Her role in the sexual revolution may have been in a minor key compared with the advent of feminism or the contraceptive pill. However, her jaunty up-and-at-'em approach to matters erotic sanctioned the idea that sex was a normal – or, at times, divertingly abnormal – part of the female repertoire.
There was something genuinely radical about her embodiment of a certain joie de vivre. Page herself once observed that: "Young women say I helped them come out of their shells." By her own acknowledgment, she was the girl next door who got the girl next door thinking.
Celebrated modern-day burlesque artist Dita Von Teese, whose own brand of voluptuosity is straight from the school of Page, today told the Telegraph: "With the passing of Bettie, we have lost yet another great 20th century icon. She dared to be different all those decades ago, combining an erotic fetishism and pin-up playfulness with a little wink of the eye. She certainly inspired me, and will be remembered by the world as a daring beauty and style icon for ever."

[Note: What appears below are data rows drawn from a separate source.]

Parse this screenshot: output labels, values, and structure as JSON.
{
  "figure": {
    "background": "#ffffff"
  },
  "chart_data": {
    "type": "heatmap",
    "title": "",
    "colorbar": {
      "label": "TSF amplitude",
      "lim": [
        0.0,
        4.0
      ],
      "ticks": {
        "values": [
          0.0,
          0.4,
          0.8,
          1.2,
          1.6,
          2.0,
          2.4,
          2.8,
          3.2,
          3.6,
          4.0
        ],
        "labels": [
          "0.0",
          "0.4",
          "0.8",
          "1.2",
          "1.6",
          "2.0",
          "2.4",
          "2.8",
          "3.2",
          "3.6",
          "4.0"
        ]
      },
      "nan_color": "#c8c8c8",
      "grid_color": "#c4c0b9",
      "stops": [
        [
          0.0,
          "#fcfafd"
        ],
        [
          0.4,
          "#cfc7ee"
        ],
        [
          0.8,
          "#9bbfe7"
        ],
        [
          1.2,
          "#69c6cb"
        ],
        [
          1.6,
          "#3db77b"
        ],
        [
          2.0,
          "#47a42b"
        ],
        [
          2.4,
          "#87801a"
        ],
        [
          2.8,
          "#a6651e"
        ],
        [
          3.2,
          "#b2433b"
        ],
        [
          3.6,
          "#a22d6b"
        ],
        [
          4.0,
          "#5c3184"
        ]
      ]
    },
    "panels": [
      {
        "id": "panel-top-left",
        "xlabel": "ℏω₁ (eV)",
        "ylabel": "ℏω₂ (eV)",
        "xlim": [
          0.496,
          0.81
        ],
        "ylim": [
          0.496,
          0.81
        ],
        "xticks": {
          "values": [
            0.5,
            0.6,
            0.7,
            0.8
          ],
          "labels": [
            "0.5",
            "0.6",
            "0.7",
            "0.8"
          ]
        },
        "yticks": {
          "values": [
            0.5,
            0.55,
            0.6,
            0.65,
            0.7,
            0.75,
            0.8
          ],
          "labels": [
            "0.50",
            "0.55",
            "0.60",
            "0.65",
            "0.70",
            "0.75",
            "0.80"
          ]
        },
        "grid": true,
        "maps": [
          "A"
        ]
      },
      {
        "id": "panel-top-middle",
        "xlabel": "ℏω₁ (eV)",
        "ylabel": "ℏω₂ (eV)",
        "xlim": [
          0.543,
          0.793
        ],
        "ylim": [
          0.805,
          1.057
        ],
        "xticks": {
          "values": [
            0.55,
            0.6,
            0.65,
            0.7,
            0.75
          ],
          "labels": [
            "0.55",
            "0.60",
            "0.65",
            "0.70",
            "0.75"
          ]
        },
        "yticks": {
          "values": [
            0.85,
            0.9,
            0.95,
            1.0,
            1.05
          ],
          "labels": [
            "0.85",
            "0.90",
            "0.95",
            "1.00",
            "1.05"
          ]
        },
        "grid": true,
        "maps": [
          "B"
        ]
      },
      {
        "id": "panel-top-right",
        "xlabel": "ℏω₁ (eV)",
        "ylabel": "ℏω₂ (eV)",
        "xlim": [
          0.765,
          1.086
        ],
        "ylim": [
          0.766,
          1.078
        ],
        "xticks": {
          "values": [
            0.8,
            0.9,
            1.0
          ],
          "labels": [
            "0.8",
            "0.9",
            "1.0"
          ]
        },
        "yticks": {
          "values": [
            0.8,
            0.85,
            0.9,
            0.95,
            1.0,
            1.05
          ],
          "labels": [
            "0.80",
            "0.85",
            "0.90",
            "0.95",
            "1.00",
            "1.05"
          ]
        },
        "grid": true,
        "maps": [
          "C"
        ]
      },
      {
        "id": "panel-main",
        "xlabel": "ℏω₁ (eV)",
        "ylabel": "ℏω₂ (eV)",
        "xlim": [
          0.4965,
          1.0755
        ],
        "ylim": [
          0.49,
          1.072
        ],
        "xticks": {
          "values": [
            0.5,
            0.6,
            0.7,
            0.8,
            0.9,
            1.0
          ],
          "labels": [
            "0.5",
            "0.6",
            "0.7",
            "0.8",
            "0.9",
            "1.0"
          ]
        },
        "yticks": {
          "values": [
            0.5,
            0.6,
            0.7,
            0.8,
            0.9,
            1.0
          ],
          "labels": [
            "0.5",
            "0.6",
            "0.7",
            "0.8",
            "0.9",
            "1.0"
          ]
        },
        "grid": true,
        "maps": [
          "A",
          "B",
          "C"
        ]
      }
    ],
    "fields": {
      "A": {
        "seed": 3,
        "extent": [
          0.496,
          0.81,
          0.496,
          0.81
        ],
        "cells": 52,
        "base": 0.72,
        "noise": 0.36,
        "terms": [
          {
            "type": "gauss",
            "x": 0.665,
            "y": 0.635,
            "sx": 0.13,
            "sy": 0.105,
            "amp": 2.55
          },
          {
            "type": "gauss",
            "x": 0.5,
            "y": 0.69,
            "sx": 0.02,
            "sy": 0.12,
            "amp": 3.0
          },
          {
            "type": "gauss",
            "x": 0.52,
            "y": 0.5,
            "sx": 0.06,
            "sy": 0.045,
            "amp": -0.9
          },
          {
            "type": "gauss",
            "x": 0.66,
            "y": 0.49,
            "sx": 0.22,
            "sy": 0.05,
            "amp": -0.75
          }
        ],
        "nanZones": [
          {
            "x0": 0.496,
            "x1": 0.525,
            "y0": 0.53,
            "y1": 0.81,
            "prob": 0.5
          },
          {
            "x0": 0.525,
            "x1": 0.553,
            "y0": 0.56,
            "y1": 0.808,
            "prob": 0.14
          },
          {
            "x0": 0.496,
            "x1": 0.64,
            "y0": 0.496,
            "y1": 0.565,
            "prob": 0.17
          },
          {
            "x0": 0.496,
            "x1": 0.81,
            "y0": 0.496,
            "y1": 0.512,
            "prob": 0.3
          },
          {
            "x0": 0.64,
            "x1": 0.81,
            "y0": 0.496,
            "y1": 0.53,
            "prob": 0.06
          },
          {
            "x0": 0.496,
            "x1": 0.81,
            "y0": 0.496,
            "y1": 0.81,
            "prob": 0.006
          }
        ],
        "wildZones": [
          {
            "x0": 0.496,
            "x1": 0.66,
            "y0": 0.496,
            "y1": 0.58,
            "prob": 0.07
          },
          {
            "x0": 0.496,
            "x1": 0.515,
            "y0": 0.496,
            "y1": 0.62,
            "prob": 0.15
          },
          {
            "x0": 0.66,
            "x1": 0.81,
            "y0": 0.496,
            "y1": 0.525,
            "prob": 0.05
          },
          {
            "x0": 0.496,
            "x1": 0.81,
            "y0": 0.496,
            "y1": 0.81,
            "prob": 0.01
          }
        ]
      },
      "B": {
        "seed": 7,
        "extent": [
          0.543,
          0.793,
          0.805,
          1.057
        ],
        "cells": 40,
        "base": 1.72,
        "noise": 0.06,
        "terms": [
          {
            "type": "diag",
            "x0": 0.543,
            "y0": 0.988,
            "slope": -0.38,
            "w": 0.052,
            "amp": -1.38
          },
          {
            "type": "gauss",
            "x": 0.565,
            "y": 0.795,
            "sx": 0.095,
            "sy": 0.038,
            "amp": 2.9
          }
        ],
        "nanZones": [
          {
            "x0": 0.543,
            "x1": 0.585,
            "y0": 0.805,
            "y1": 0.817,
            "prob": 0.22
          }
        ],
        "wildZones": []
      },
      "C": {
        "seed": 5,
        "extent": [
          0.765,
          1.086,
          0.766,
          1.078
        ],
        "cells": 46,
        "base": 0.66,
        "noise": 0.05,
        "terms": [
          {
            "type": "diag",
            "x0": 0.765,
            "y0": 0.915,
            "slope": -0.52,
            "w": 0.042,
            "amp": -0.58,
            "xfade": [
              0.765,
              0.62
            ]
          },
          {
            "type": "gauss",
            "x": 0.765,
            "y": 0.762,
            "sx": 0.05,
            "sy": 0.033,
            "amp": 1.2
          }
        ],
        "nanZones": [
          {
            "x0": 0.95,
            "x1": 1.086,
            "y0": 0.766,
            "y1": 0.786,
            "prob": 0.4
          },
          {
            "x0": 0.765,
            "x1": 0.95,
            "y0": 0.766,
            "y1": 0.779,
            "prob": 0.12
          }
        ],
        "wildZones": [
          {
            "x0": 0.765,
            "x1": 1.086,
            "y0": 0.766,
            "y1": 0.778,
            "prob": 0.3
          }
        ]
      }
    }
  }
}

Page's biography may not offer much by way of liberation, encompassing, as it did, parental abuse, an inability to profit from her own image, and a descent into mental illness. However, her iconography enjoyed a life beyond such squalor.
Images of Page will continue to hold a resonance, whether pouncing in leopard-skin, flashing her magnificent bosom, or, yes, even gagged and bound. Sex, as Page's many incarnations taught Middle America, is curious, complicated and, above all, fun – not least when untrammelled by dogma.